Hector is the average soldier, but Achilles is much more.
Hector and Achilles are the two strongest men on the battlefield. Hector for the Trojans, Achilles for the Achaeans. Both men hear of their fates. Hector’s fate is proclaimed to him by Patroclus, as Hector is killing him. Achilles is told of his fate by his mother, the goddess Thetis. Both men are fated to die on the battlefield. Achilles, however, is told by his mother that if he does not return to battle, he will lose all of his honor but he will live a long life. Hector does not have this option. Hector acts like the typical soldier and continues fighting for honor, ignoring his fate until the very last breaths he takes. Achilles is different, and he thinks hard about returning to battle. This shows that Achilles is not the typical soldier and he actually thinks about more than honor; he thinks about his relationships and his own life.
Hector thinks like the typical soldier, ignoring the fate that is told of him and going back into battle to fight for glory and honor. When Hector faces off against Patroclus and kills him, Patroclus says that Hector’s days are numbered and that he is going to die soon. Hector denies these claims, saying “Why, Patroclus—/why prophesy my doom, my sudden death? Who knows?—/Achilles the son of sleek haired Thetis may outrace me—/struck by my spear first—and gasp away his life!” (16.1006-1009) This shows that Hector does not believe the omens and warnings against him, and that all he cares about is winning the fight. After this, Hector goes right back out into battle. “At once he went for Automedon with that spear…” (16.1013) Hector is clearly not fazed by the warnings that Polydamas gave him, and right after he kills Patroclus he returns to take the armor that was on him. This shows how Hector was only in search of honor. Had he given any thought to the prophesy by Patroclus, he may not have gone to take the armor. Hector finally accepts his fate after a long chase by Achilles and when he misses Achilles with his spear. He knows that he is going to die, but he still goes against his fate in a way by trying to kill Achilles before he dies. Hector never thought about defying his fate, and thought only about honor and battle.

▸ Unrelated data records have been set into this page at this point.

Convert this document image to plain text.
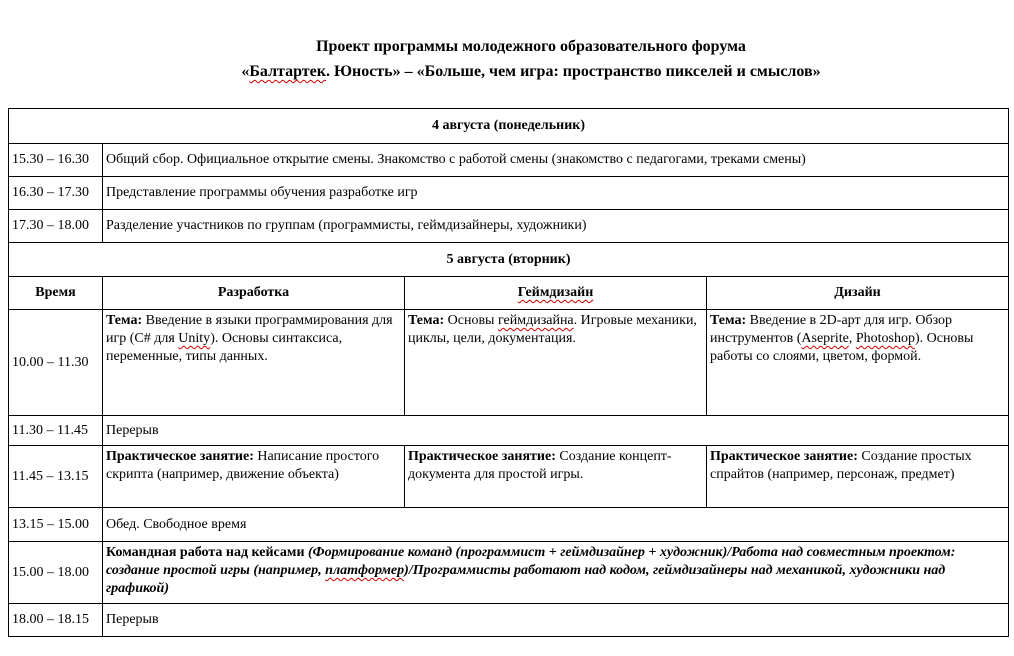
Проект программы молодежного образовательного форума
«Балтартек. Юность» – «Больше, чем игра: пространство пикселей и смыслов»
4 августа (понедельник)			
15.30 – 16.30	Общий сбор. Официальное открытие смены. Знакомство с работой смены (знакомство с педагогами, треками смены)		
16.30 – 17.30	Представление программы обучения разработке игр		
17.30 – 18.00	Разделение участников по группам (программисты, геймдизайнеры, художники)		
5 августа (вторник)			
Время	Разработка	Геймдизайн	Дизайн
10.00 – 11.30	Тема: Введение в языки программирования для игр (C# для Unity). Основы синтаксиса, переменные, типы данных.	Тема: Основы геймдизайна. Игровые механики, циклы, цели, документация.	Тема: Введение в 2D-арт для игр. Обзор инструментов (Aseprite, Photoshop). Основы работы со слоями, цветом, формой.
11.30 – 11.45	Перерыв		
11.45 – 13.15	Практическое занятие: Написание простого скрипта (например, движение объекта)	Практическое занятие: Создание концепт-документа для простой игры.	Практическое занятие: Создание простых спрайтов (например, персонаж, предмет)
13.15 – 15.00	Обед. Свободное время		
15.00 – 18.00	Командная работа над кейсами (Формирование команд (программист + геймдизайнер + художник)/Работа над совместным проектом: создание простой игры (например, платформер)/Программисты работают над кодом, геймдизайнеры над механикой, художники над графикой)		
18.00 – 18.15	Перерыв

Achilles leaves the battle because he is dishonored by Agamemnon. At this point, he has the thoughts of any other soldier, of honor. When he is dishonored, he leaves battle. His mother, Thetis, tells him that he has two fates. He explains to Odysseus, “If I hold out here and I lay siege to Troy,/my journey home is gone, but my glory never dies./If I voyage back to the fatherland I love,/my pride, my glory dies…/true, but the life that’s left me will be long,/the stroke of death will not come on me quickly” (9.500-505). The fact that Achilles has a choice means that he will give it at least a small thought about his fate. And at this point, Achilles does plan on returning home and staying alive. He is still mad at Agamemnon, so he does not want to return to battle. Achilles’ withdrawal from battle in order to live a long life shows that he is different from the regular soldier. After he stops fighting for Agamemnon and learns of his fate, he spends a long time thinking about his options and what he really wants to do. While every soldier would at least think about their options if they had a choice about their fates, many of them would probably choose to fight and die with honor. This is because honor is a very important part of society in that time, and to die in battle was considered one of the most honorable things to do. Achilles, on the other hand, decides that he wants to return home and live a long, fulfilling life. He knows that this is a sacrifice of all of his glory. Achilles cares about his life and his relationships with other people. This can be seen when his assistant Patroclus dies, because Achilles wails and mourns his death. He tears out his hair and basically goes crazy, showing how much he cared for Patroclus. This shows how Achilles is different from the regular soldier.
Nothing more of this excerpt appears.